Compact and rather lightweight, the Averatec 3360 will fit neatly into any laptop bag. Measuring 10.9 inches wide, 9.6 inches deep, and 1 inch thick, it's only a bit larger than the Lenovo ThinkPad X60s and noticeably smaller than the wide-screen Toshiba Satellite U205. Though the Averatec 3360's 4.3-pound weight makes it too heavy to be a true ultraportable--it's a true thin-and-light--we could easily imagine carrying it around occasionally. With its AC adapter, the laptop weighs just more than 5 pounds.
Part of the laptop's compact size can be attributed to its standard-aspect display; while most competing models have gone wide screen, the Averatec 3360 includes a 12.1-inch XGA display. With a nonreflective matte finish, the Averatec's screen also bucks the glossy-screen trend. The result is a display that has enough room for basic work (provided you keep only one window open at a time) but can feel cramped with extended use. We were quite pleased, however, with the display's color saturation when viewing photos and movies.
As with many laptops of its size, the keyboard and touch pad on the Averatec 3360 are a bit too small for comfort during extended use; we recommend keeping an external keyboard and mouse on hand for times when you're at your desk. The touch pad's horizontal and vertical scroll zones are handy for Web surfing and navigating large documents. Above the keyboard sits a lone Wi-Fi on/off button, but the system lacks the application-launch buttons and media controls found on other more expensive laptops. The only other features on the keyboard deck are two speakers in the wrist rest. Though their max volume isn't very loud, we were pleasantly surprised by the quality of sound--these are not typical tin-can laptop speakers. Volume is controlled by a volume wheel along the laptop's front edge.

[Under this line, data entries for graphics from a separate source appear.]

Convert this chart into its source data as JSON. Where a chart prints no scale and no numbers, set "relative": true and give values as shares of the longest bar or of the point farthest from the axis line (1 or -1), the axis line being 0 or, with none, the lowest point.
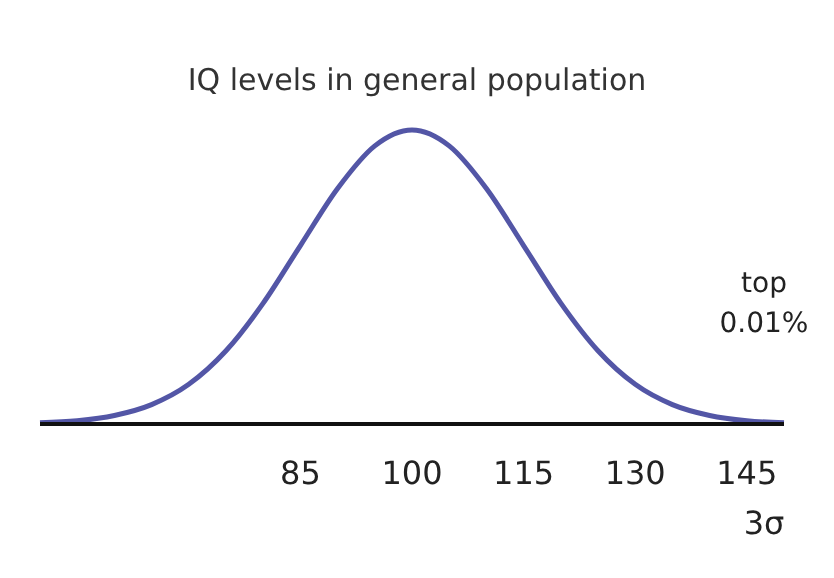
{
  "chart_data": {
    "type": "line",
    "title": "IQ levels in general population",
    "relative": true,
    "xlim": [
      50,
      150
    ],
    "xticks": [
      85,
      100,
      115,
      130,
      145
    ],
    "x": [
      50,
      55,
      60,
      65,
      70,
      75,
      80,
      85,
      90,
      95,
      100,
      105,
      110,
      115,
      120,
      125,
      130,
      135,
      140,
      145,
      150
    ],
    "series": [
      {
        "color": "#5356a6",
        "values": [
          0.004,
          0.011,
          0.029,
          0.066,
          0.135,
          0.249,
          0.411,
          0.607,
          0.801,
          0.946,
          1,
          0.946,
          0.801,
          0.607,
          0.411,
          0.249,
          0.135,
          0.066,
          0.029,
          0.011,
          0.004
        ]
      }
    ],
    "grid": false,
    "marker": "none",
    "line_style": "solid",
    "annotations": [
      "top 0.01%",
      "3σ"
    ]
  }
}
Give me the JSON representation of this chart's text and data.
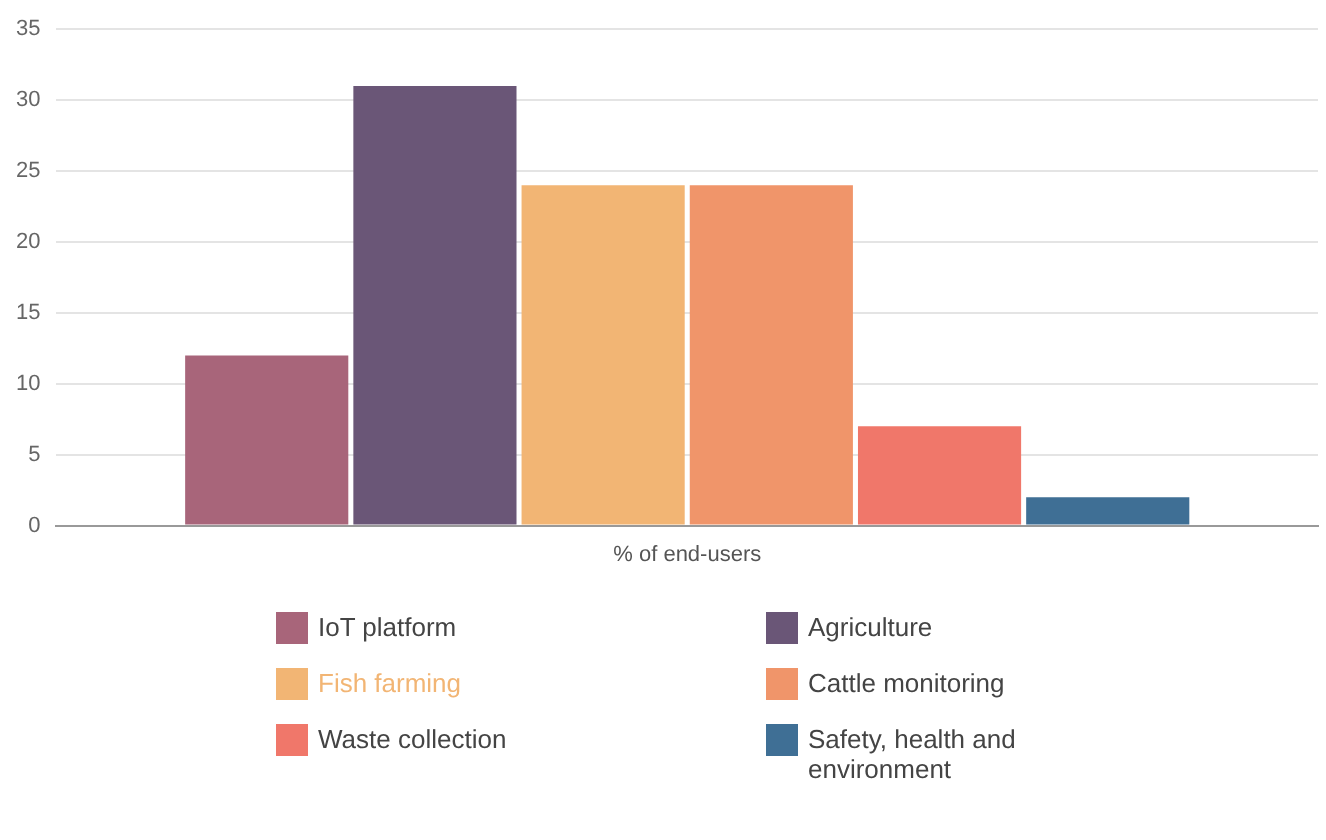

Given its small size and low price, the Averatec 3360 includes the bare minimum of ports and jacks. The laptop's three USB 2.0 ports are located in a single row along the right side of the case, which makes it difficult to use all three at the same time. Additional connections include VGA, four-pin FireWire, modem and Ethernet ports, plus headphone and microphone jacks. In a nice touch, Averatec adds a 3-in-1 flash card reader that recognizes MultiMediaCard, Secure Digital, and Memory Stick formats as well as a built-in double-layer DVD burner, none of which are common among laptops in this price range.
And what a low price it is: our Averatec 3360 cost $649. As might be expected, the laptop's case is stocked with some previous-generation components: a 1.6GHz Intel Pentium M 725 processor; 512MB of superslow 333MHz RAM; and a midrange 5,400rpm, 80GB hard drive. On CNET Labs' Photoshop and iTunes tests, the Averatec posted mediocre scores. It bested a similarly priced HP Compaq Presario V5000 (with an even older, slower Intel Celeron processor), but suffered greatly in comparison to more expensive laptops built on dual-core platforms. Its mobile performance was likewise unimpressive but should prove adequate for extremely basic use--checking e-mail, surfing the Web, and typing documents. If you want to do anything more, consider shelling out closer to $1,000 for a dual-core system, such as the Lenovo 3000 V100. The key performance perk of the Averatec 3360 is its battery, which lasted a lengthy 3 hours, 52 minutes in our battery-drain tests.
Averatec backs the 3360 with a standard one-year warranty with mail-in service, but the battery is covered for a paltry six months. Toll-free telephone support is available 24/7 throughout the warranty period. The support Web site offers driver and user-manual downloads for the system, but as of this writing, there are no FAQs related to the 3300 series on the site.